The latest report by The Wire under the Pegasus Project claims that atleast 4 members from the Senior Hurriyat leader, Syed Ali Shah Geelani’s family were selected as potential targets for surveillance.
They were targets of an India-based client of the Israeli NSO company who created the Pegasus Spyware. A French media organization, Forbidden Stories collaborated with Amnesty International on finding a leaked database of 50,000 telephone numbers to have been potential targets of surveillance by the governments of various countries.
They further collaborated with seventeen media organizations from around the world in this venture of investigative journalism. The Wire revealed that around 300 Indian telephone numbers present in the leaked database were verified by them and belonged to several journalists, activists, opposition leaders and academics as well.

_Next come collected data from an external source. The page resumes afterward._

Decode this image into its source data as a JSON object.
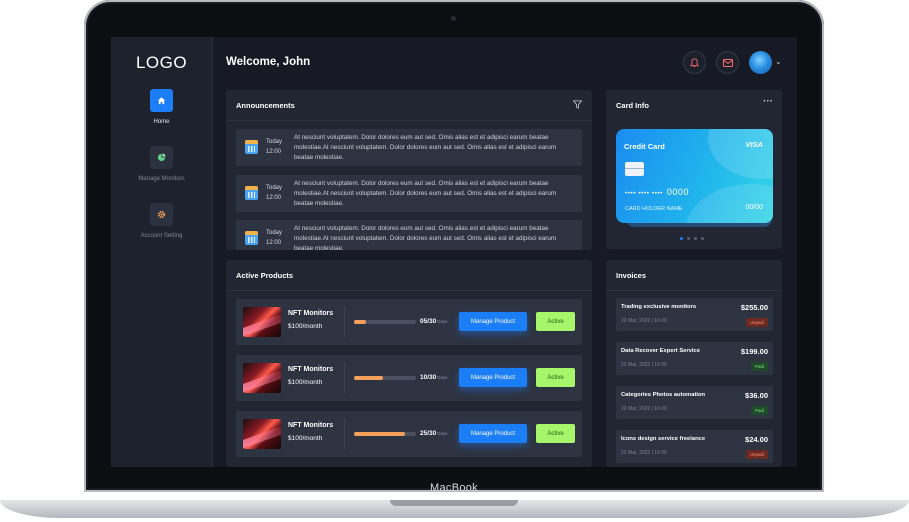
{
  "device": {
    "label": "MacBook"
  },
  "sidebar": {
    "logo": "LOGO",
    "items": [
      {
        "label": "Home",
        "icon": "home-icon",
        "active": true
      },
      {
        "label": "Manage Monitors",
        "icon": "pie-chart-icon",
        "active": false
      },
      {
        "label": "Account Setting",
        "icon": "gear-icon",
        "active": false
      }
    ]
  },
  "header": {
    "welcome": "Welcome, John",
    "icons": [
      "bell-icon",
      "mail-icon",
      "avatar"
    ]
  },
  "announcements": {
    "title": "Announcements",
    "items": [
      {
        "day": "Today",
        "time": "12:00",
        "text": "At nesciunt voluptatem. Dolor dolores eum aut sed. Omis alias est et adipisci earum beatae molestiae.At nesciunt voluptatem. Dolor dolores eum aut sed. Omis alias est et adipisci earum beatae molestiae."
      },
      {
        "day": "Today",
        "time": "12:00",
        "text": "At nesciunt voluptatem. Dolor dolores eum aut sed. Omis alias est et adipisci earum beatae molestiae.At nesciunt voluptatem. Dolor dolores eum aut sed. Omis alias est et adipisci earum beatae molestiae."
      },
      {
        "day": "Today",
        "time": "12:00",
        "text": "At nesciunt voluptatem. Dolor dolores eum aut sed. Omis alias est et adipisci earum beatae molestiae.At nesciunt voluptatem. Dolor dolores eum aut sed. Omis alias est et adipisci earum beatae molestiae."
      }
    ]
  },
  "card_info": {
    "title": "Card Info",
    "menu": "···",
    "card": {
      "title": "Credit Card",
      "brand": "VISA",
      "masked": "••••  ••••  ••••",
      "last4": "0000",
      "holder": "CARD HOLDER NAME",
      "expiry": "00/00"
    },
    "pager": {
      "count": 4,
      "active": 0
    }
  },
  "products": {
    "title": "Active Products",
    "manage_label": "Manage Product",
    "active_label": "Active",
    "unit": "Days",
    "items": [
      {
        "name": "NFT Monitors",
        "price": "$100/month",
        "progress": "05/30",
        "fraction": 0.2
      },
      {
        "name": "NFT Monitors",
        "price": "$100/month",
        "progress": "10/30",
        "fraction": 0.47
      },
      {
        "name": "NFT Monitors",
        "price": "$100/month",
        "progress": "25/30",
        "fraction": 0.83
      }
    ]
  },
  "invoices": {
    "title": "Invoices",
    "items": [
      {
        "name": "Trading exclusive monitors",
        "date": "22 Mar, 2022 | 16:00",
        "amount": "$255.00",
        "status": "Unpaid"
      },
      {
        "name": "Data Recover Expert Service",
        "date": "22 Mar, 2022 | 16:00",
        "amount": "$199.00",
        "status": "Paid"
      },
      {
        "name": "Categories Photos automation",
        "date": "22 Mar, 2022 | 16:00",
        "amount": "$36.00",
        "status": "Paid"
      },
      {
        "name": "Icons design service freelance",
        "date": "22 Mar, 2022 | 16:00",
        "amount": "$24.00",
        "status": "Unpaid"
      }
    ]
  },
  "colors": {
    "accent": "#1b7ef6",
    "active_green": "#a6f56a",
    "progress": "#f5a05a",
    "background": "#171a24",
    "panel": "#222633"
  }
}
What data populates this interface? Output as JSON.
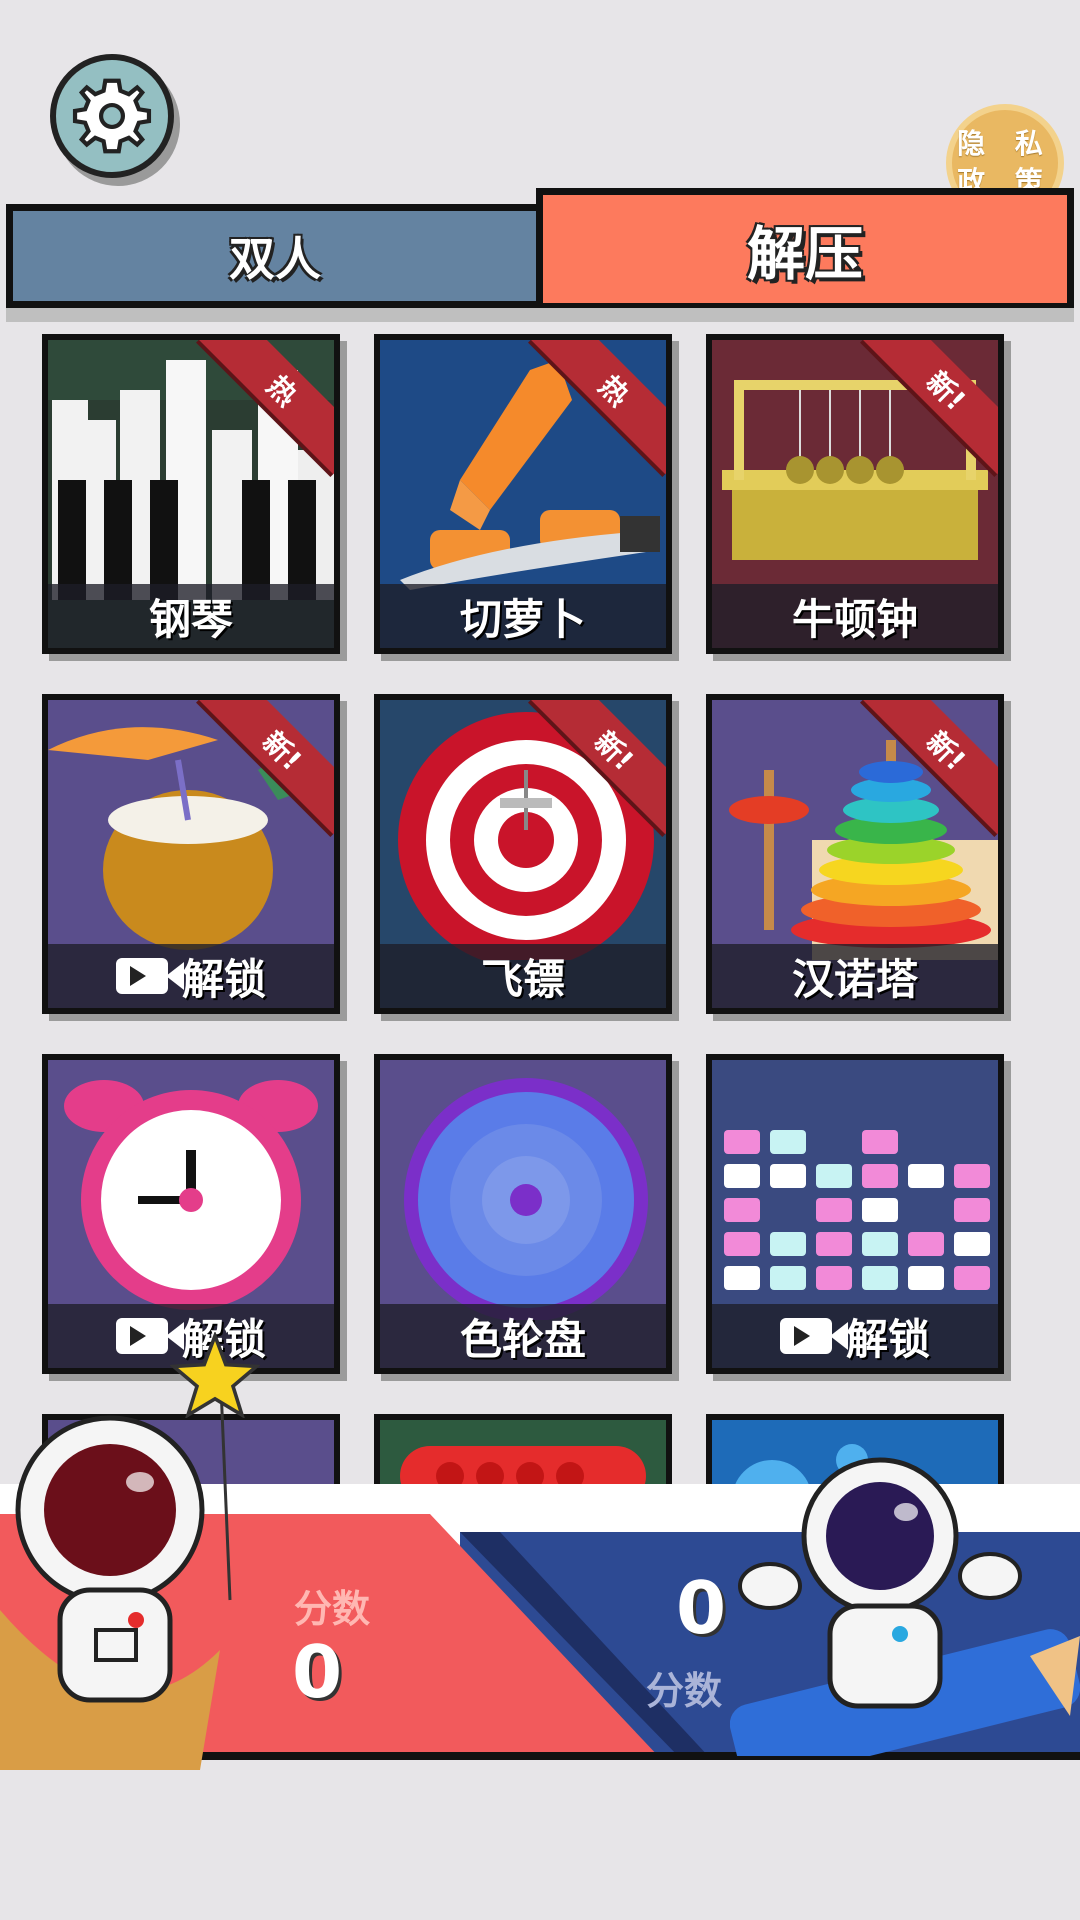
{
  "privacy": {
    "line1": "隐 私",
    "line2": "政 策"
  },
  "tabs": {
    "duo": "双人",
    "relax": "解压"
  },
  "games": [
    {
      "name": "钢琴",
      "badge": "热",
      "locked": false
    },
    {
      "name": "切萝卜",
      "badge": "热",
      "locked": false
    },
    {
      "name": "牛顿钟",
      "badge": "新!",
      "locked": false
    },
    {
      "name": "解锁",
      "badge": "新!",
      "locked": true
    },
    {
      "name": "飞镖",
      "badge": "新!",
      "locked": false
    },
    {
      "name": "汉诺塔",
      "badge": "新!",
      "locked": false
    },
    {
      "name": "解锁",
      "badge": "",
      "locked": true
    },
    {
      "name": "色轮盘",
      "badge": "",
      "locked": false
    },
    {
      "name": "解锁",
      "badge": "",
      "locked": true
    }
  ],
  "scores": {
    "player1": {
      "label": "分数",
      "value": "0"
    },
    "player2": {
      "label": "分数",
      "value": "0"
    }
  },
  "colors": {
    "tab_duo": "#6483a1",
    "tab_relax": "#fd7a5d",
    "score_left": "#f25a5c",
    "score_right": "#2d4a93"
  },
  "icons": [
    "gear-icon",
    "video-icon",
    "star-icon",
    "astronaut-icon"
  ]
}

S.A.S Geelani’s son-in-law, journalist Iftikhar Gilani and his son, scientist Syed Naseem Geelani “were of consistent interest to the Indian client of the NSO group between 2017 and 2019,” the report claims.
The Wire says that Syed Naseem Geelani communicated with them via SMS and said that he could have been a target of the potential surveillance due to his father’s political cues.

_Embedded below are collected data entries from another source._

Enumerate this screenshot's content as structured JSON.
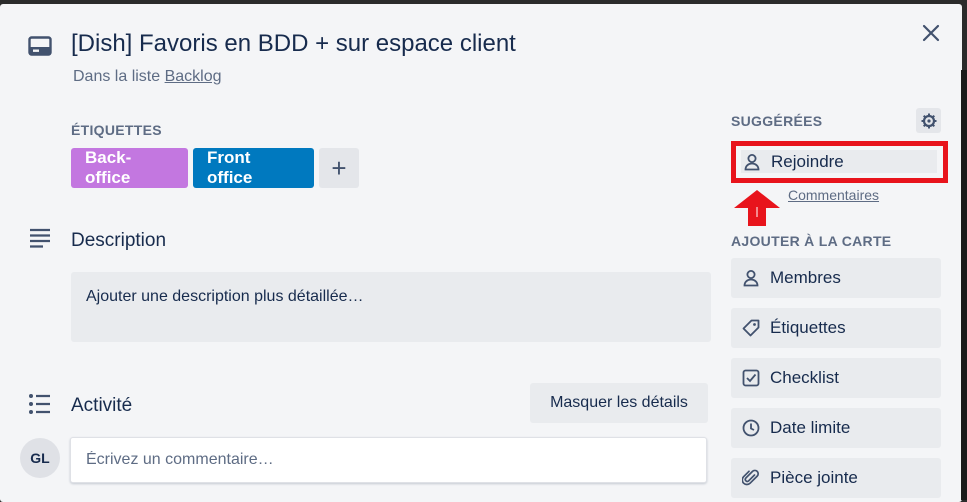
{
  "card": {
    "title": "[Dish] Favoris en BDD + sur espace client",
    "list_prefix": "Dans la liste ",
    "list_name": "Backlog"
  },
  "labels": {
    "heading": "Étiquettes",
    "items": [
      {
        "text": "Back-office",
        "color": "#c377e0"
      },
      {
        "text": "Front office",
        "color": "#0079bf"
      }
    ],
    "add_symbol": "+"
  },
  "description": {
    "heading": "Description",
    "placeholder": "Ajouter une description plus détaillée…"
  },
  "activity": {
    "heading": "Activité",
    "toggle_label": "Masquer les détails",
    "avatar_initials": "GL",
    "comment_placeholder": "Écrivez un commentaire…"
  },
  "sidebar": {
    "suggested_heading": "Suggérées",
    "join_label": "Rejoindre",
    "comments_link": "Commentaires",
    "add_heading": "Ajouter à la carte",
    "buttons": [
      {
        "label": "Membres",
        "icon": "person-icon"
      },
      {
        "label": "Étiquettes",
        "icon": "tag-icon"
      },
      {
        "label": "Checklist",
        "icon": "checkbox-icon"
      },
      {
        "label": "Date limite",
        "icon": "clock-icon"
      },
      {
        "label": "Pièce jointe",
        "icon": "paperclip-icon"
      }
    ]
  },
  "colors": {
    "highlight": "#e8141c",
    "accent": "#0079bf"
  }
}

Reportedly, S.A.S Geelani does not use a mobile phone.
Further, the report says that Mirwaiz Umar Farooq, the chief cleric of the Jamia Masjid and the head of the Hurriyat Conference was also a potential target of surveillance between 2017-2018.
Farooq’s driver was a possible target as well, as per the report.

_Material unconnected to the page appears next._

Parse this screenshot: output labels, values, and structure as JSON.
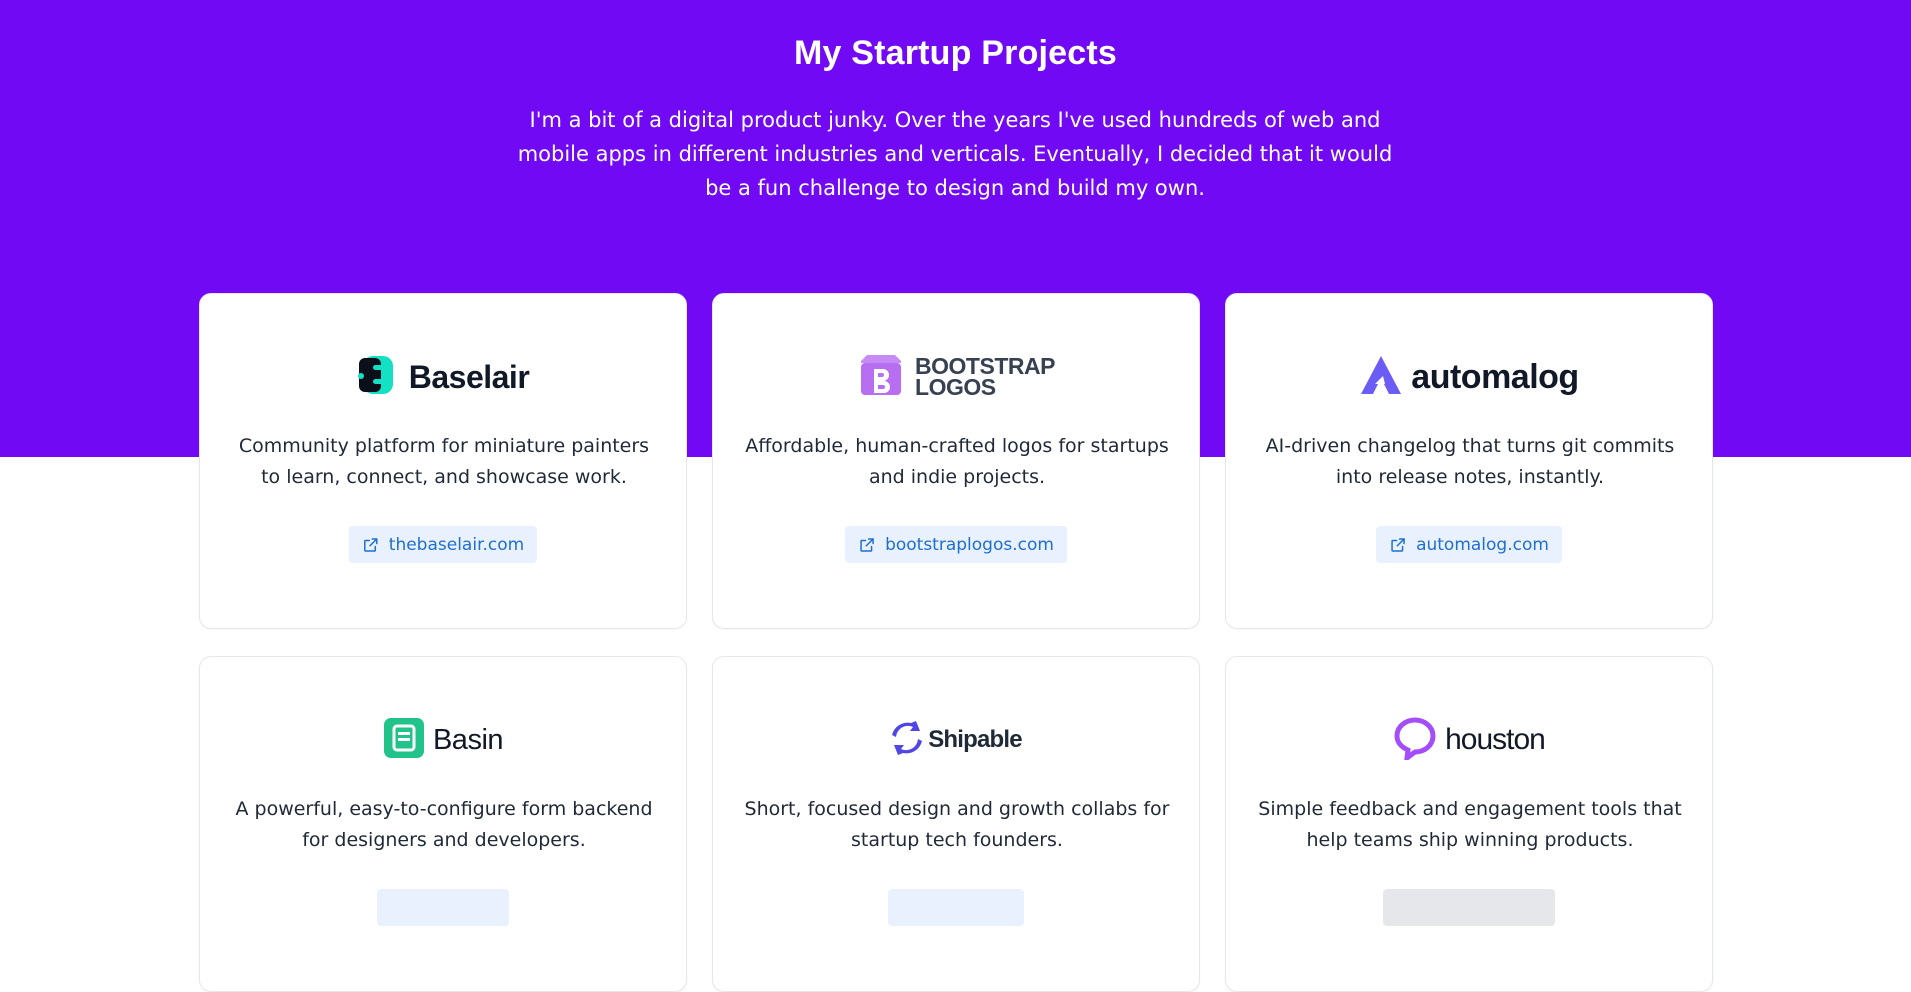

Since the scrapping of the special status of Jammu and Kashmir in August 2019, both the Hurriyat leaders have been under house arrest.
The Wire has reported to have contacted an anonymous senior aide of Farooq, who said that he was disturbed at the reports of Farooq’s fundamental rights having been put at stake.
“It is an infringement of the right to privacy and a human rights violation. In J&K where even basic rights of an entire population remain suspended, it is unlikely there will be redressal,” he said.
Meanwhile, Sajad Lone’s brother – Bilal Lone, the leader of the People’s Independent Movement’s phone was also targeted while he was active in politics.
The reports says that Lone’s phone data was examined by Amnesty International’s Security Lab.
And that this phone set was not the same set that he used at the time he was a potential target, forensic analysis revealed signs of Pegasus targeting in the year 2019.
As reported, Lone has now moved away from politics and is focusing on his bakery in uptown Srinagar.
“I used to hear rumours about phone tapping. It never occurred to me that I also may be a target. But I am too small a person to do anything about it,” said Bilal Lone.
While for some reasons, other potential targets’ phones could not be examined by The Wire.